Benedict’s teaching differs from that of his predecessors in at least two important ways. The first is evident in the key term in his analysis: “love,” rather than “justice,” “natural law,” or “human reason,” the terms that were favored by some of his predecessors
As Wal-Mart shoppers, for example, we must divide our attention between 1) a self-interest in the lowest possible price for whatever object we desire; and 2) the needs of that object’s producers, of the environment in and from which it was made, and of the moral and fiscal balance of global trade (hence “consumers should be continually educated regarding their daily role, which can be exercised with respect for moral principles without diminishing the intrinsic economic rationality of the act of purchasing”); and 3) an openness to the loving “spirit of the gift.” Benedict is not simply suggesting a moral yardstick for the marketplace. He is claiming that every commercial exchange needs to become a loving act modeled on the gratuitous gift of Jesus Christ.
And only Catholicism, Benedict tells us, can achieve the universal fraternity necessary for authentic community: “Reason, by itself, is capable of grasping the equality between men and of giving stability to their civic coexistence, but it cannot establish fraternity.
The problem is that Benedict is claiming to offer general answers to global questions that affect people of every faith (and sometimes of no faith), while at the same time insisting that the only possible answer to those questions is Catholicism. Such a suggestion might be a plausible prescription for global peace and development in a Catholic world, but the world is not Catholic.
In a de-secularizing age, and with our faith in self-interest shaken by economic crisis, we should want to draw on the wisdom in that ocean of thought. But if those teachings are to contribute to global “unity and peace,” they will have to be taught in a way that seeks to transcend the boundaries of the traditions that produced them. This does not mean, as Benedict fears, that Christianity (or any other religion) must become “more or less interchangeable with a pool of good sentiments, helpful for social cohesion, but of little relevance,” or that “there would no longer be any real place for God in the world.” Values are not a zero-sum game. God’s place in the world is not lost when one religion tries to translate some of its truths into helpful good sentiments for those of other or no faith
To which Michael Sean Winters replies at NCR and at his blog at America that he likes the perspective of the historian but disagrees with the need for universalism
his article is so refreshing and so frustrating. On the one hand, he understands that the advent of capitalism and its values represented a “reversal of a millennial moral consensus”
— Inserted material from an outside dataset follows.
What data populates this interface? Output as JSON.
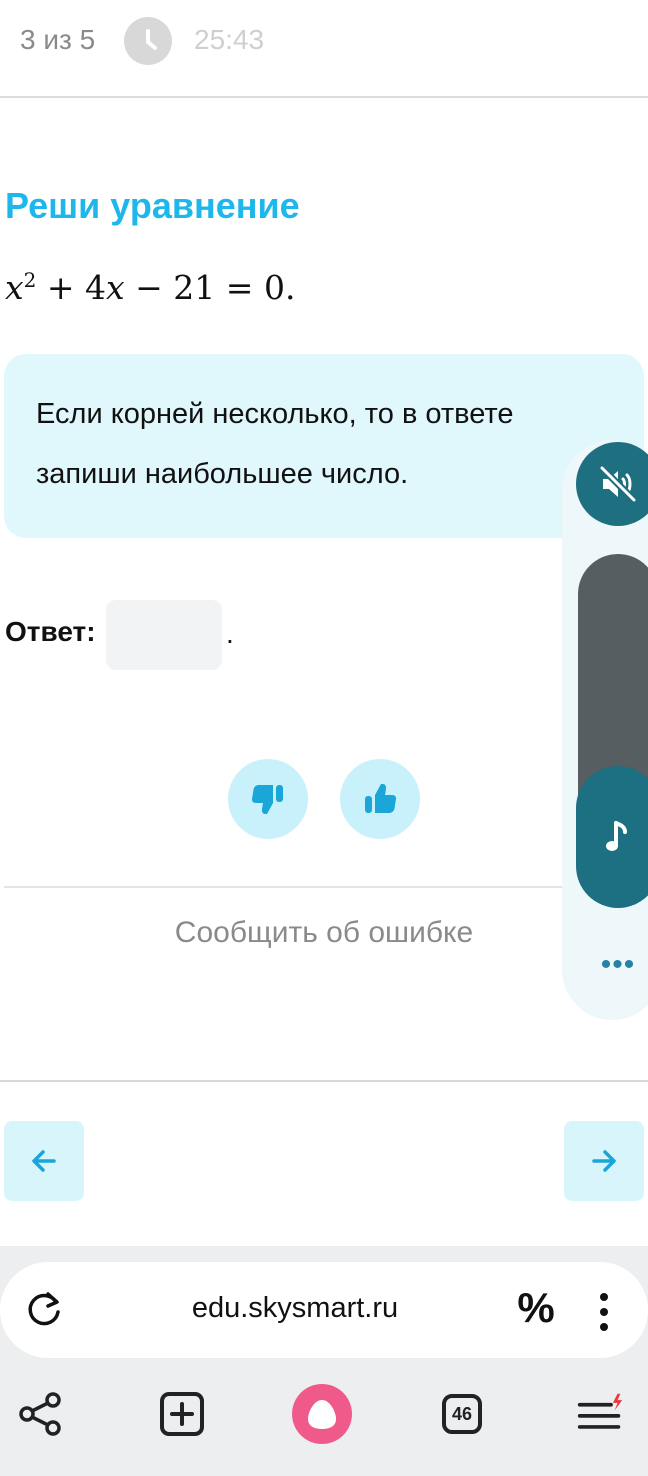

If Nirenberg truly believes that Benedict’s vision is narrowed by his insistence on truth to the point of preventing dialogue, why write a review of the encyclical? Nirenberg’s effort disproves his own claim.
Who is correct?
I think A Jewish Call For Social Justice by Shmuly Yanklowitz is closer to David Nirenberg in that he discusses social justice without any claims of truth or higher values. But is Jewish pragmatism enough? Is Winters correct that David Nirenberg, and most Jews, are more utilitarian than principled?